Tuesday, June 29, 0800 CDT

Alex’s peak surge estimate based on historical surge data #4
June 29, 2010
0800 CDT

Alex’s peak storm surge estimate based on historical surge data and the NHC forecast track and intensity:

Peak surge height estimate: 4-6 feet
Peak surge location estimate: South Padre Island, TX

Update: The NHC track forecast has shifted slightly north since yesterday evening. According to the present track, Alex should make landfall perhaps 30-50 nautical miles S of Brownsville, TX. However, Alex is still somewhat disorganized and still not a hurricane. It seems most likely that it would make landfall as a CAT 1 hurricane south of the TX border. I've not changed the surge estimate, as the storm should track slightly closer to the coast than previously predicted, but it will likely be a bit weaker than previously predicted.

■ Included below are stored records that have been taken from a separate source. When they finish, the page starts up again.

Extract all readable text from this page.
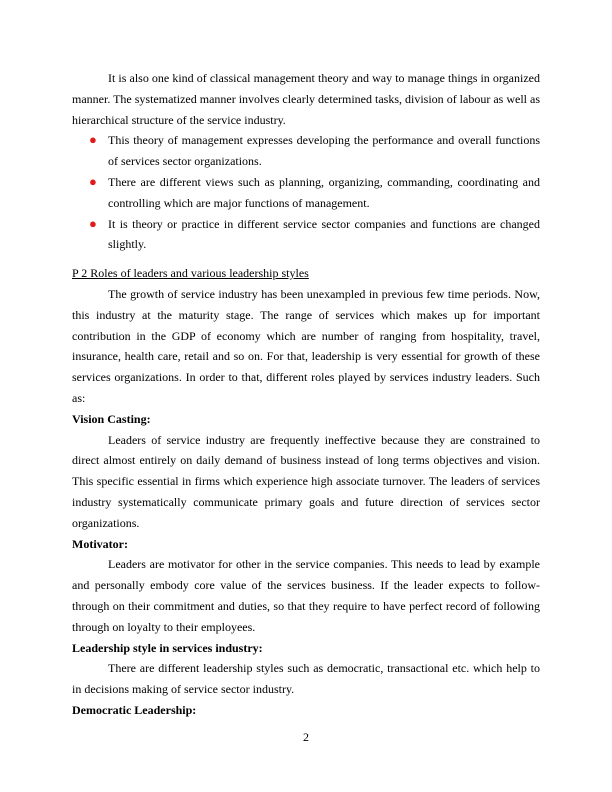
It is also one kind of classical management theory and way to manage things in organized manner. The systematized manner involves clearly determined tasks, division of labour as well as hierarchical structure of the service industry.

● This theory of management expresses developing the performance and overall functions of services sector organizations.
● There are different views such as planning, organizing, commanding, coordinating and controlling which are major functions of management.
● It is theory or practice in different service sector companies and functions are changed slightly.

P 2 Roles of leaders and various leadership styles

The growth of service industry has been unexampled in previous few time periods. Now, this industry at the maturity stage. The range of services which makes up for important contribution in the GDP of economy which are number of ranging from hospitality, travel, insurance, health care, retail and so on. For that, leadership is very essential for growth of these services organizations. In order to that, different roles played by services industry leaders. Such as:

Vision Casting:

Leaders of service industry are frequently ineffective because they are constrained to direct almost entirely on daily demand of business instead of long terms objectives and vision. This specific essential in firms which experience high associate turnover. The leaders of services industry systematically communicate primary goals and future direction of services sector organizations.

Motivator:

Leaders are motivator for other in the service companies. This needs to lead by example and personally embody core value of the services business. If the leader expects to follow-through on their commitment and duties, so that they require to have perfect record of following through on loyalty to their employees.

Leadership style in services industry:

There are different leadership styles such as democratic, transactional etc. which help to in decisions making of service sector industry.

Democratic Leadership:

2
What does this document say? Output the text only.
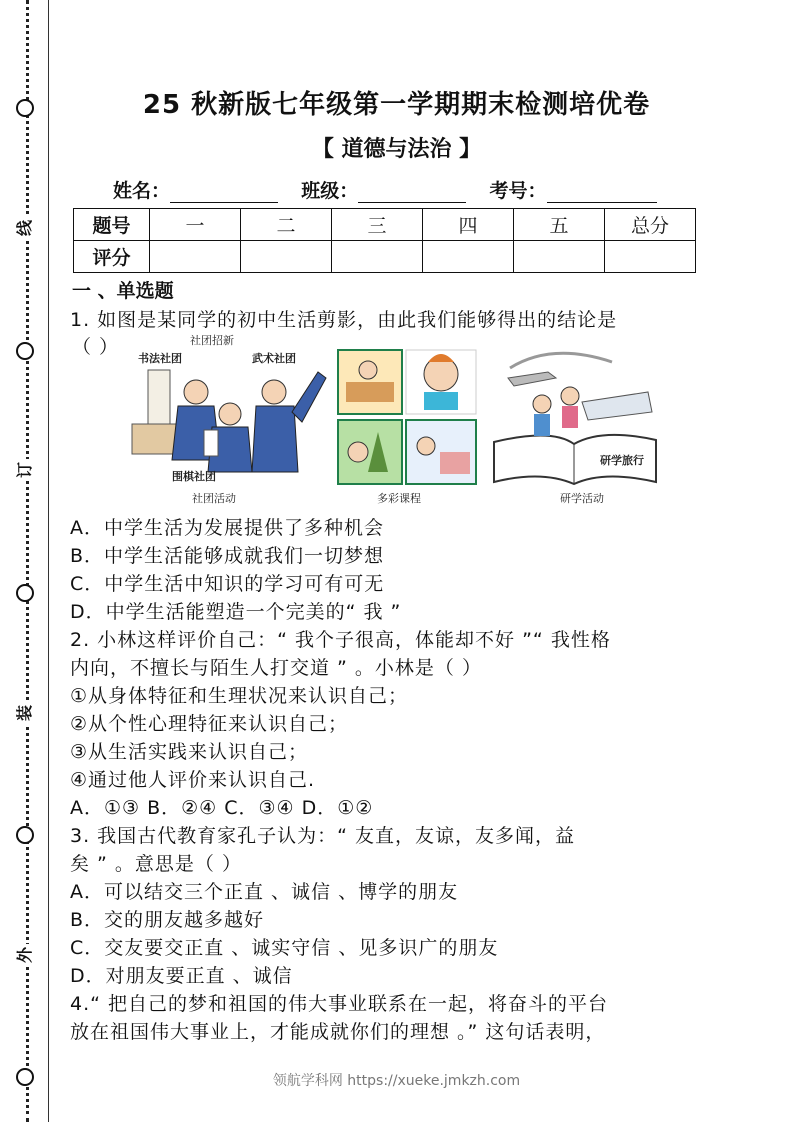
线
订
装
外
25 秋新版七年级第一学期期末检测培优卷
【 道德与法治 】
姓名：	班级：	考号：
题号	一	二	三	四	五	总分
评分						
一 、单选题
1. 如图是某同学的初中生活剪影，由此我们能够得出的结论是
（ ）	社团招新
书法社团	武术社团
围棋社团
社团活动	多彩课程
研学旅行
研学活动
A．中学生活为发展提供了多种机会
B．中学生活能够成就我们一切梦想
C．中学生活中知识的学习可有可无
D．中学生活能塑造一个完美的“ 我 ”
2. 小林这样评价自己：“ 我个子很高，体能却不好 ”“ 我性格
内向，不擅长与陌生人打交道 ” 。小林是（ ）
①从身体特征和生理状况来认识自己；
②从个性心理特征来认识自己；
③从生活实践来认识自己；
④通过他人评价来认识自己.
A．①③ B．②④ C．③④ D．①②
3. 我国古代教育家孔子认为：“ 友直，友谅，友多闻，益
矣 ” 。意思是（ ）
A．可以结交三个正直 、诚信 、博学的朋友
B．交的朋友越多越好
C．交友要交正直 、诚实守信 、见多识广的朋友
D．对朋友要正直 、诚信
4.“ 把自己的梦和祖国的伟大事业联系在一起，将奋斗的平台
放在祖国伟大事业上，才能成就你们的理想 。” 这句话表明，
领航学科网 https://xueke.jmkzh.com
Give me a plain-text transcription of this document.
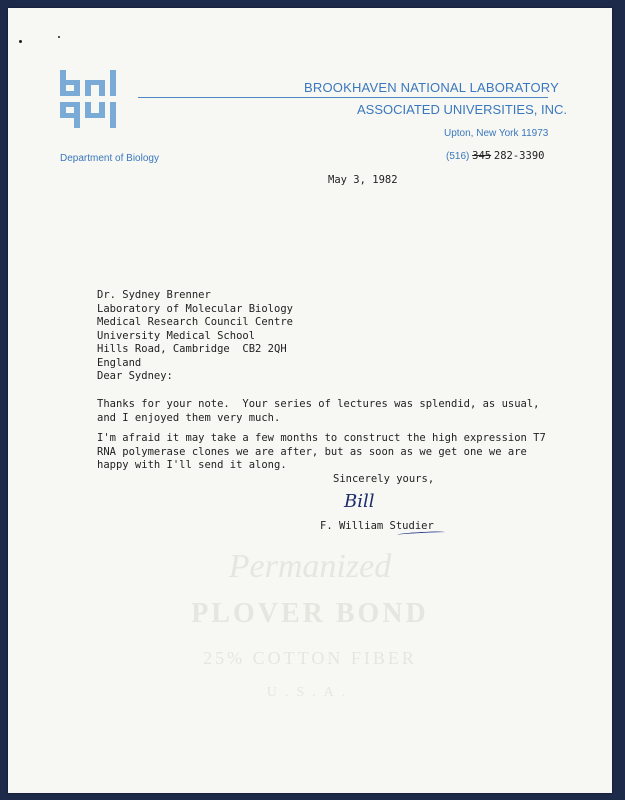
BROOKHAVEN NATIONAL LABORATORY
ASSOCIATED UNIVERSITIES, INC.
Upton, New York 11973
Department of Biology	(516) 345 282-3390
May 3, 1982
Dr. Sydney Brenner
Laboratory of Molecular Biology
Medical Research Council Centre
University Medical School
Hills Road, Cambridge  CB2 2QH
England
Dear Sydney:
Thanks for your note.  Your series of lectures was splendid, as usual,
and I enjoyed them very much.
I'm afraid it may take a few months to construct the high expression T7
RNA polymerase clones we are after, but as soon as we get one we are
happy with I'll send it along.
Sincerely yours,
Bill
F. William Studier
Permanized
PLOVER BOND
25% COTTON FIBER
U.S.A.
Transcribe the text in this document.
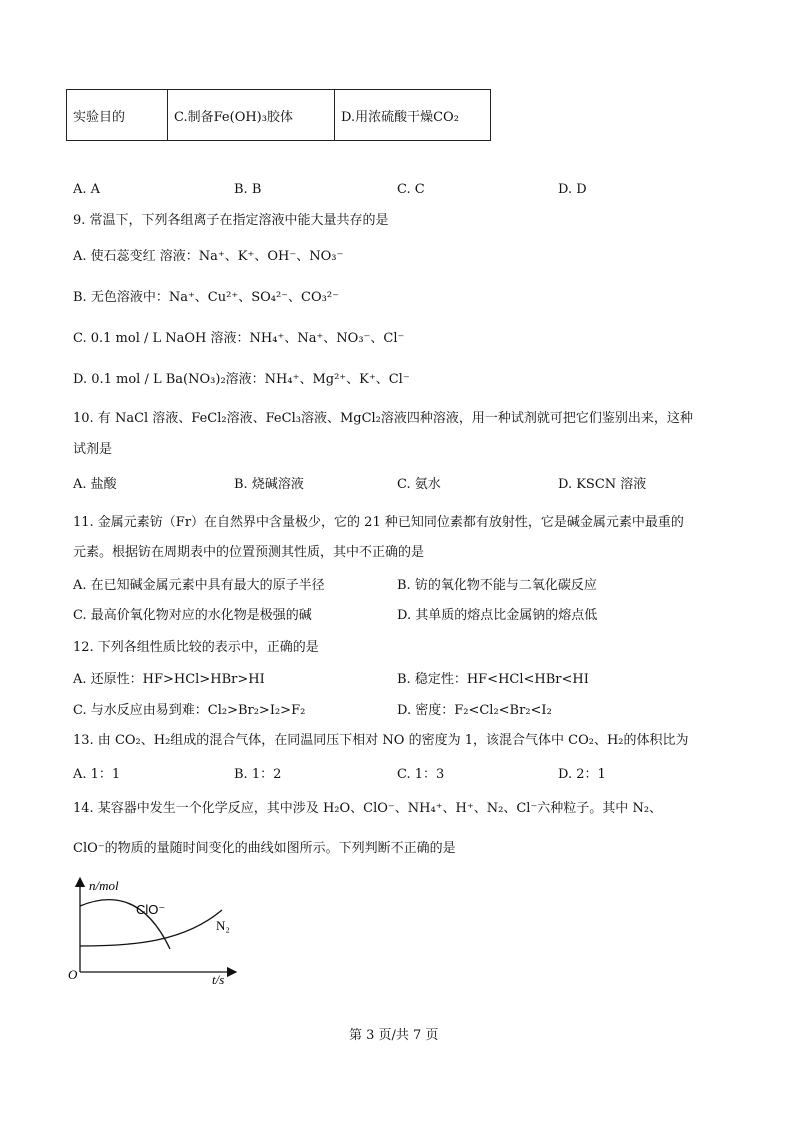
实验目的	C.制备Fe(OH)₃胶体	D.用浓硫酸干燥CO₂
A. A	B. B	C. C	D. D
9. 常温下，下列各组离子在指定溶液中能大量共存的是
A. 使石蕊变红 溶液：Na⁺、K⁺、OH⁻、NO₃⁻
B. 无色溶液中：Na⁺、Cu²⁺、SO₄²⁻、CO₃²⁻
C. 0.1 mol / L NaOH 溶液：NH₄⁺、Na⁺、NO₃⁻、Cl⁻
D. 0.1 mol / L Ba(NO₃)₂溶液：NH₄⁺、Mg²⁺、K⁺、Cl⁻
10. 有 NaCl 溶液、FeCl₂溶液、FeCl₃溶液、MgCl₂溶液四种溶液，用一种试剂就可把它们鉴别出来，这种
试剂是
A. 盐酸	B. 烧碱溶液	C. 氨水	D. KSCN 溶液
11. 金属元素钫（Fr）在自然界中含量极少，它的 21 种已知同位素都有放射性，它是碱金属元素中最重的
元素。根据钫在周期表中的位置预测其性质，其中不正确的是
A. 在已知碱金属元素中具有最大的原子半径	B. 钫的氧化物不能与二氧化碳反应
C. 最高价氧化物对应的水化物是极强的碱	D. 其单质的熔点比金属钠的熔点低
12. 下列各组性质比较的表示中，正确的是
A. 还原性：HF>HCl>HBr>HI	B. 稳定性：HF<HCl<HBr<HI
C. 与水反应由易到难：Cl₂>Br₂>I₂>F₂	D. 密度：F₂<Cl₂<Br₂<I₂
13. 由 CO₂、H₂组成的混合气体，在同温同压下相对 NO 的密度为 1，该混合气体中 CO₂、H₂的体积比为
A. 1：1	B. 1：2	C. 1：3	D. 2：1
14. 某容器中发生一个化学反应，其中涉及 H₂O、ClO⁻、NH₄⁺、H⁺、N₂、Cl⁻六种粒子。其中 N₂、
ClO⁻的物质的量随时间变化的曲线如图所示。下列判断不正确的是
n/mol
ClO⁻
N₂
O	t/s
第 3 页/共 7 页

Research through the SCIPP program identified three historical hurricanes that came off the Yucatan Peninsula, made landfall in northeast Mexico, and produced surges greater than or equal to 4-feet along the S TX coast. These events are:

Hurricane Emily
Max surge: 5 feet at South Padre Island, TX
Cat 3 at landfall
Landfall wind speed 110 kts
Landfall position 75 nautical miles S of Brownsville, TX

Hurricane Gilbert
Max surge: 6 feet at South Padre Island, TX
Cat 4 at landfall
Landfall wind speed 115 kts
Landfall position about 130 nautical miles S of Brownsville, TX

Unnamed Storm
Max surge: 6 feet at South Padre Island, TX
Cat 3 at landfall
Landfall wind speed: 105 kts
Landfall position about 120 nautical miles S of Brownsville, TX

All three of these hurricanes produced surges between 5-6 feet at S Padre Island. Images of all three tracks are included in this blog.

The NHC track places Alex’s landfall closer to the TX border than any of these events. Alex is forecast to be weaker than these previous events, however, because Alex’s circulation is so large, the surge may be comparable to the other three events.

The NHC has forecast a 3-5 foot surge near and to the north of the point of landfall. However, this forecast may be a bit low, as typical category-1 hurricanes generate 4-6 foot surges, and Alex has a large area of circulation, which should produce an even larger surge. Based on historical comparisons, it would seem reasonable that the peak surges on the Mexican coast are 5-7 feet, and peak surges near South Padre Island are 4-6 feet.

Also, Alex has a broad circulation area, which means the surge values decrease more slowly than normal from where the eyewall makes landfall. Because the coast of extreme S TX faces east-northeast, onshore winds may be observed near S Padre Island for more than 18 hours, given the current NHC forecast track. It would make sense that this should enable at least 4 feet of surge to pile up, but, again, this is just an estimate based on historical comparisons.

Hurricane Hal

Disclaimer: This product is not a forecast. It is a surge estimate based on comparisons to historical storm surge events. This product is experimental and should not be used for decisions included, but not limited to, evacuations, storm preparations, insurance claims, or any decisions that may result in loss of life, injury, or personal, corporate or public economic losses. Louisiana State University, the University of Oklahoma, the SCIPP program, as well as Hal Needham and associated faculty, staff and students involved in developing this product, are not liable for any decisions that lead to injury, death, or any personal, corporate or public losses, including economic losses associated with this storm surge event.